Civil War soldiers killed, looted, stole and burned homes and outbuildings. If you see glory in that, you’ve got better vision than I.
Six miles from where I live, a wounded Union soldier was executed in the bed where he was convalescing—shot in the head at point-blank range—as a means of revenge. You want to glorify that?
My great-grandfather went off to war on a lark, leaving his wife and children to almost starve to death. He came home and wasted away with dysentery. That was some glorious death.
Now we want to save every inch of ground trod upon by every Federal and Confederate. Why? Well, partly so that re-enactors can line up, fire blank shells and show us what the war was like.
If these people want to show us what the war was like, let them fire real bullets and cannon and then accept only the type of medical help that was available during the Civil War.
Let us watch a few limbs being amputated with hacksaws and without anesthesia or antibiotics. Let’s see how romantic that is.
Enough is enough. We don’t glorify World War I or World War II or even the Revolutionary War, where we won our independence. It is only the Civil War that seems to excite us.
Yes, we should honor our history, but we can’t save every inch of soil that was part of the Civil War. If we did, most of Virginia would be an empty field.
As for this “hallowed ground” business, no war is a holy war. War is an atrocity, no matter which side is in the right.
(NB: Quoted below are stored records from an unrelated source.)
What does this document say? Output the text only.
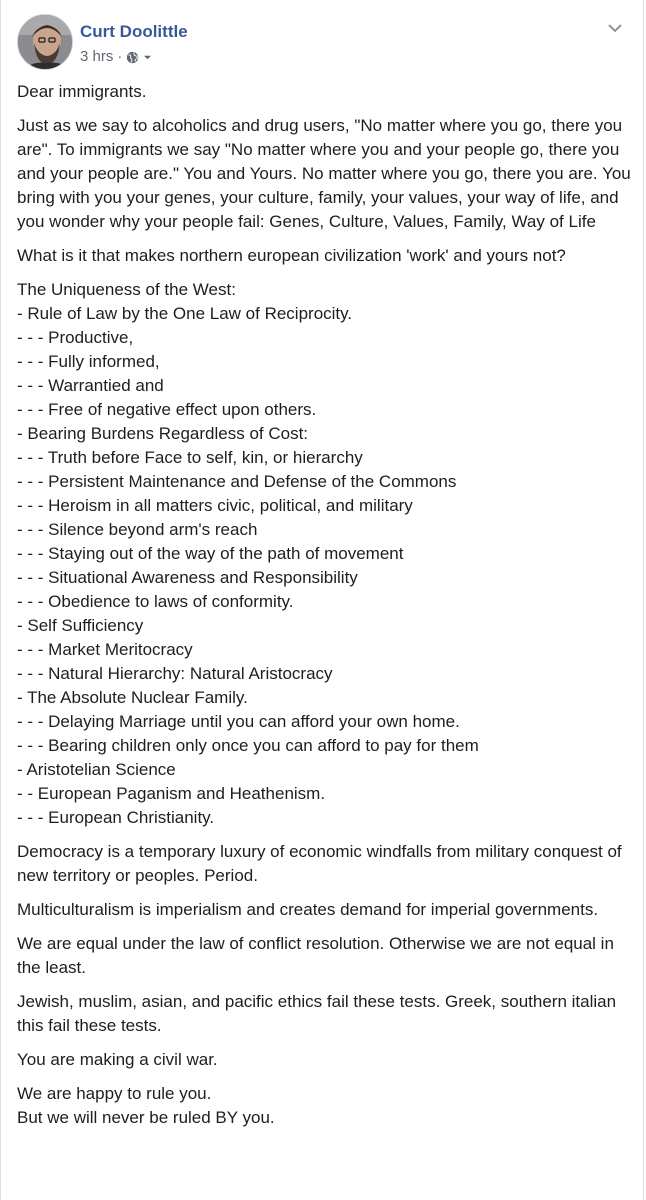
Curt Doolittle
3 hrs ·

Dear immigrants.

Just as we say to alcoholics and drug users, "No matter where you go, there you are". To immigrants we say "No matter where you and your people go, there you and your people are." You and Yours. No matter where you go, there you are. You bring with you your genes, your culture, family, your values, your way of life, and you wonder why your people fail: Genes, Culture, Values, Family, Way of Life

What is it that makes northern european civilization 'work' and yours not?

The Uniqueness of the West:
- Rule of Law by the One Law of Reciprocity.
- - - Productive,
- - - Fully informed,
- - - Warrantied and
- - - Free of negative effect upon others.
- Bearing Burdens Regardless of Cost:
- - - Truth before Face to self, kin, or hierarchy
- - - Persistent Maintenance and Defense of the Commons
- - - Heroism in all matters civic, political, and military
- - - Silence beyond arm's reach
- - - Staying out of the way of the path of movement
- - - Situational Awareness and Responsibility
- - - Obedience to laws of conformity.
- Self Sufficiency
- - - Market Meritocracy
- - - Natural Hierarchy: Natural Aristocracy
- The Absolute Nuclear Family.
- - - Delaying Marriage until you can afford your own home.
- - - Bearing children only once you can afford to pay for them
- Aristotelian Science
- - European Paganism and Heathenism.
- - - European Christianity.

Democracy is a temporary luxury of economic windfalls from military conquest of new territory or peoples. Period.

Multiculturalism is imperialism and creates demand for imperial governments.

We are equal under the law of conflict resolution. Otherwise we are not equal in the least.

Jewish, muslim, asian, and pacific ethics fail these tests. Greek, southern italian this fail these tests.

You are making a civil war.

We are happy to rule you.
But we will never be ruled BY you.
We can respect the men who fought in the Civil War without stripping landowners of their rights 150 years after the fact. The re-enactors can still play soldier and have a high old time, but let the people have homes and let the roads pass.
Like we do with most everything else, Americans take history and run it into the [hallowed] ground.
The Civil War is over. Let’s move on. The good earth was put here for us to use, not to glorify because one man killed another man at some particular spot.